Nel ginepraio di teorie, bugie e silenzi che da oltre quarant’anni inghiotte la scomparsa della quindicenne cittadina vaticana Emanuela Orlandi avvenuta nel giugno del 1983, spunta Sophie. Francese, giovane, credente. O forse solo suggestionata. Tra ottobre 2021 e l’inizio del 2022 intasa la casella email del giornalista Gianluigi Nuzzi con una pioggia di messaggi, a volte quasi uno ogni ora. Le sue parole sono un vortice di accuse e visioni: abusi nei giardini vaticani, orge in ambienti ecclesiastici, dossier segreti nascosti oltre le mura del Papa. E un nome che torna sempre, come un’eco: Enrico De Pedis. Dice che quel 22 giugno 1983, Emanuela – o lei, che ne scrive “come se fosse lei” – sarebbe salita su un’auto guidata dal boss della banda della Magliana, con a bordo anche monsignor Vergari. “Mi offrì un lavoro, prometteva soldi facili”, racconta Sophie, parlando di una messa organizzata in fretta per il prelato. Poi il silenzio, l’auto scompare e con lei anche la ragazza. Il copione è noto, ma Sophie aggiunge dettagli e suggestioni, alimentate – dice – da messaggi spirituali ricevuti tramite la Curia di Avignone.

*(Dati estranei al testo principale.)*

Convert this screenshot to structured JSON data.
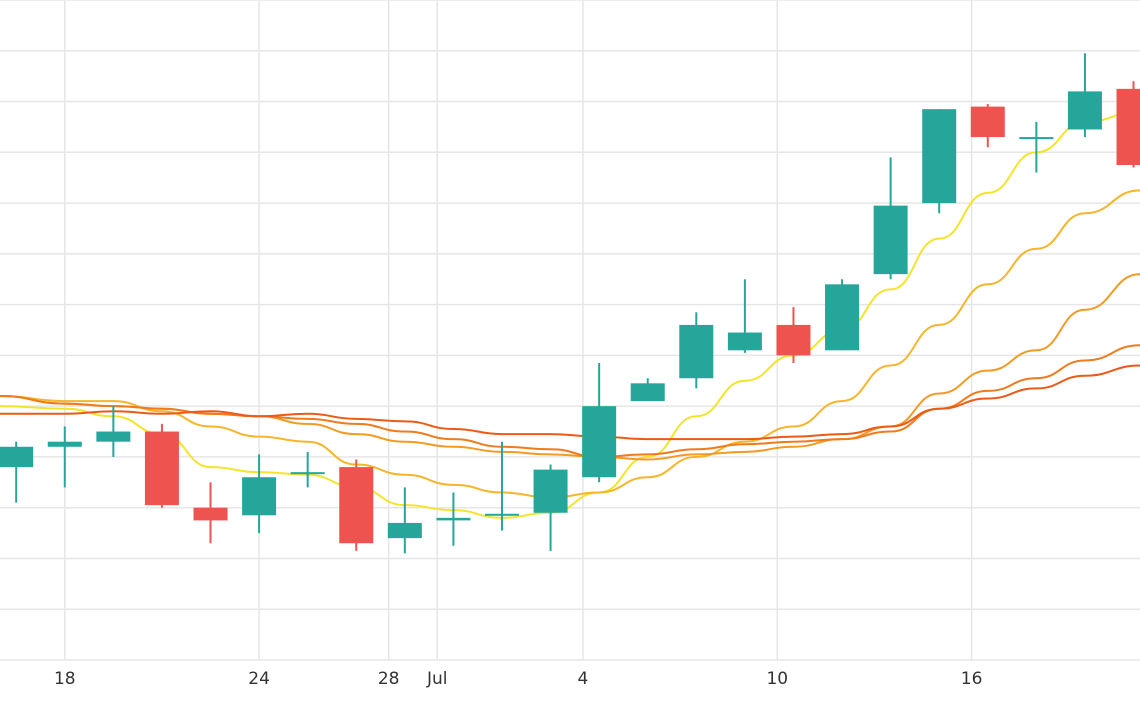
{
  "chart_data": {
    "type": "candlestick",
    "title": "",
    "xlabel": "",
    "ylabel": "",
    "grid": true,
    "legend": "none",
    "x_ticks": [
      {
        "day": 18,
        "label": "18"
      },
      {
        "day": 24,
        "label": "24"
      },
      {
        "day": 28,
        "label": "28"
      },
      {
        "day": 29.5,
        "label": "Jul"
      },
      {
        "day": 34,
        "label": "4"
      },
      {
        "day": 40,
        "label": "10"
      },
      {
        "day": 46,
        "label": "16"
      }
    ],
    "xlim": [
      16,
      51.2
    ],
    "ylim": [
      0,
      13
    ],
    "y_grid_step": 1,
    "candles": [
      {
        "day": 16.5,
        "open": 3.8,
        "high": 4.3,
        "low": 3.1,
        "close": 4.2
      },
      {
        "day": 18,
        "open": 4.2,
        "high": 4.6,
        "low": 3.4,
        "close": 4.3
      },
      {
        "day": 19.5,
        "open": 4.3,
        "high": 5.0,
        "low": 4.0,
        "close": 4.5
      },
      {
        "day": 21,
        "open": 4.5,
        "high": 4.65,
        "low": 3.0,
        "close": 3.05
      },
      {
        "day": 22.5,
        "open": 3.0,
        "high": 3.5,
        "low": 2.3,
        "close": 2.75
      },
      {
        "day": 24,
        "open": 2.85,
        "high": 4.05,
        "low": 2.5,
        "close": 3.6
      },
      {
        "day": 25.5,
        "open": 3.7,
        "high": 4.1,
        "low": 3.4,
        "close": 3.7
      },
      {
        "day": 27,
        "open": 3.8,
        "high": 3.95,
        "low": 2.15,
        "close": 2.3
      },
      {
        "day": 28.5,
        "open": 2.4,
        "high": 3.4,
        "low": 2.1,
        "close": 2.7
      },
      {
        "day": 30,
        "open": 2.75,
        "high": 3.3,
        "low": 2.25,
        "close": 2.8
      },
      {
        "day": 31.5,
        "open": 2.85,
        "high": 4.3,
        "low": 2.55,
        "close": 2.88
      },
      {
        "day": 33,
        "open": 2.9,
        "high": 3.85,
        "low": 2.15,
        "close": 3.75
      },
      {
        "day": 34.5,
        "open": 3.6,
        "high": 5.85,
        "low": 3.5,
        "close": 5.0
      },
      {
        "day": 36,
        "open": 5.1,
        "high": 5.55,
        "low": 5.1,
        "close": 5.45
      },
      {
        "day": 37.5,
        "open": 5.55,
        "high": 6.85,
        "low": 5.35,
        "close": 6.6
      },
      {
        "day": 39,
        "open": 6.1,
        "high": 7.5,
        "low": 6.05,
        "close": 6.45
      },
      {
        "day": 40.5,
        "open": 6.6,
        "high": 6.95,
        "low": 5.85,
        "close": 6.0
      },
      {
        "day": 42,
        "open": 6.1,
        "high": 7.5,
        "low": 6.1,
        "close": 7.4
      },
      {
        "day": 43.5,
        "open": 7.6,
        "high": 9.9,
        "low": 7.5,
        "close": 8.95
      },
      {
        "day": 45,
        "open": 9.0,
        "high": 10.85,
        "low": 8.8,
        "close": 10.85
      },
      {
        "day": 46.5,
        "open": 10.9,
        "high": 10.95,
        "low": 10.1,
        "close": 10.3
      },
      {
        "day": 48,
        "open": 10.3,
        "high": 10.6,
        "low": 9.6,
        "close": 10.3
      },
      {
        "day": 49.5,
        "open": 10.45,
        "high": 11.95,
        "low": 10.3,
        "close": 11.2
      },
      {
        "day": 51,
        "open": 11.25,
        "high": 11.4,
        "low": 9.7,
        "close": 9.75
      }
    ],
    "series": [
      {
        "color": "#f4e42a",
        "x": [
          16,
          18,
          19.5,
          21,
          22.5,
          24,
          25.5,
          27,
          28.5,
          30,
          31.5,
          33,
          34.5,
          36,
          37.5,
          39,
          40.5,
          42,
          43.5,
          45,
          46.5,
          48,
          49.5,
          51.2
        ],
        "y": [
          5.0,
          4.95,
          4.8,
          4.45,
          3.8,
          3.7,
          3.65,
          3.4,
          3.05,
          2.95,
          2.8,
          2.9,
          3.3,
          4.0,
          4.8,
          5.5,
          6.0,
          6.5,
          7.3,
          8.3,
          9.2,
          10.0,
          10.6,
          10.8
        ]
      },
      {
        "color": "#f6b52a",
        "x": [
          16,
          18,
          19.5,
          21,
          22.5,
          24,
          25.5,
          27,
          28.5,
          30,
          31.5,
          33,
          34.5,
          36,
          37.5,
          39,
          40.5,
          42,
          43.5,
          45,
          46.5,
          48,
          49.5,
          51.2
        ],
        "y": [
          5.2,
          5.1,
          5.1,
          4.9,
          4.6,
          4.4,
          4.3,
          3.85,
          3.65,
          3.45,
          3.3,
          3.2,
          3.3,
          3.6,
          4.0,
          4.3,
          4.6,
          5.1,
          5.8,
          6.6,
          7.4,
          8.1,
          8.8,
          9.25
        ]
      },
      {
        "color": "#f39a22",
        "x": [
          16,
          18,
          19.5,
          21,
          22.5,
          24,
          25.5,
          27,
          28.5,
          30,
          31.5,
          33,
          34.5,
          36,
          37.5,
          39,
          40.5,
          42,
          43.5,
          45,
          46.5,
          48,
          49.5,
          51.2
        ],
        "y": [
          5.2,
          5.05,
          5.0,
          4.95,
          4.85,
          4.8,
          4.65,
          4.45,
          4.3,
          4.2,
          4.1,
          4.05,
          4.0,
          3.95,
          4.05,
          4.1,
          4.2,
          4.35,
          4.6,
          5.25,
          5.7,
          6.1,
          6.9,
          7.6
        ]
      },
      {
        "color": "#f07a1c",
        "x": [
          16,
          18,
          19.5,
          21,
          22.5,
          24,
          25.5,
          27,
          28.5,
          30,
          31.5,
          33,
          34.5,
          36,
          37.5,
          39,
          40.5,
          42,
          43.5,
          45,
          46.5,
          48,
          49.5,
          51.2
        ],
        "y": [
          5.2,
          5.05,
          5.0,
          4.95,
          4.85,
          4.8,
          4.75,
          4.65,
          4.5,
          4.35,
          4.2,
          4.15,
          4.0,
          4.05,
          4.15,
          4.25,
          4.3,
          4.35,
          4.5,
          4.95,
          5.3,
          5.55,
          5.9,
          6.2
        ]
      },
      {
        "color": "#ec5a16",
        "x": [
          16,
          18,
          19.5,
          21,
          22.5,
          24,
          25.5,
          27,
          28.5,
          30,
          31.5,
          33,
          34.5,
          36,
          37.5,
          39,
          40.5,
          42,
          43.5,
          45,
          46.5,
          48,
          49.5,
          51.2
        ],
        "y": [
          4.85,
          4.85,
          4.9,
          4.85,
          4.9,
          4.8,
          4.85,
          4.75,
          4.7,
          4.55,
          4.45,
          4.45,
          4.4,
          4.35,
          4.35,
          4.35,
          4.4,
          4.45,
          4.6,
          4.95,
          5.15,
          5.35,
          5.6,
          5.8
        ]
      }
    ],
    "up_color": "#26a69a",
    "down_color": "#ef5350",
    "grid_color": "#e6e6e6"
  }
}
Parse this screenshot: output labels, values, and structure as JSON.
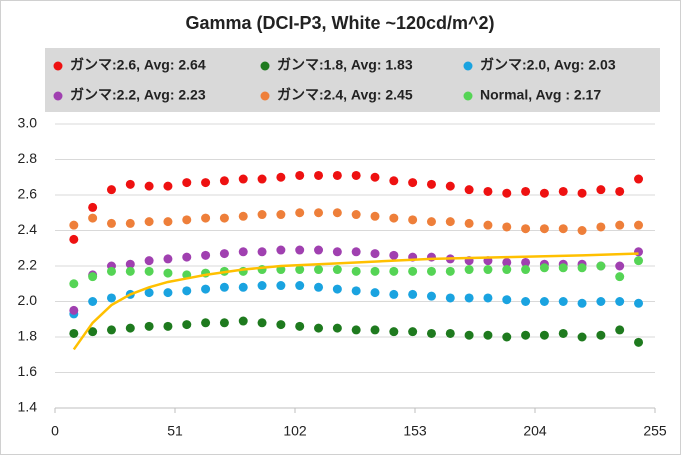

Col passare delle settimane le sue email si fanno più ansiose. Dice di essere seguita, teme di essere rapita, si rivolge a Nuzzi e poi direttamente a Pietro Orlandi: “Emanuela vuole che suo fratello sappia la verità”. Ma la famiglia non abbocca. “Nulla di nuovo”, replicano, e alcune cose – precisano – sono già state smentite. Sophie non si arrende. “Forse ho sbagliato nei toni, ma l’ho fatto per amore della verità e della Chiesa”, scrive nell’ultima email, invocando lo Spirito Santo e indicando ancora una volta la scuola di musica e De Pedis come la chiave per capire tutto. Una testimone? Una visionaria? Un’anima in cerca di senso? Impossibile dirlo. Ma la sua voce si aggiunge al coro spezzato di chi, da quarant’anni, cerca Emanuela e trova solo ombre.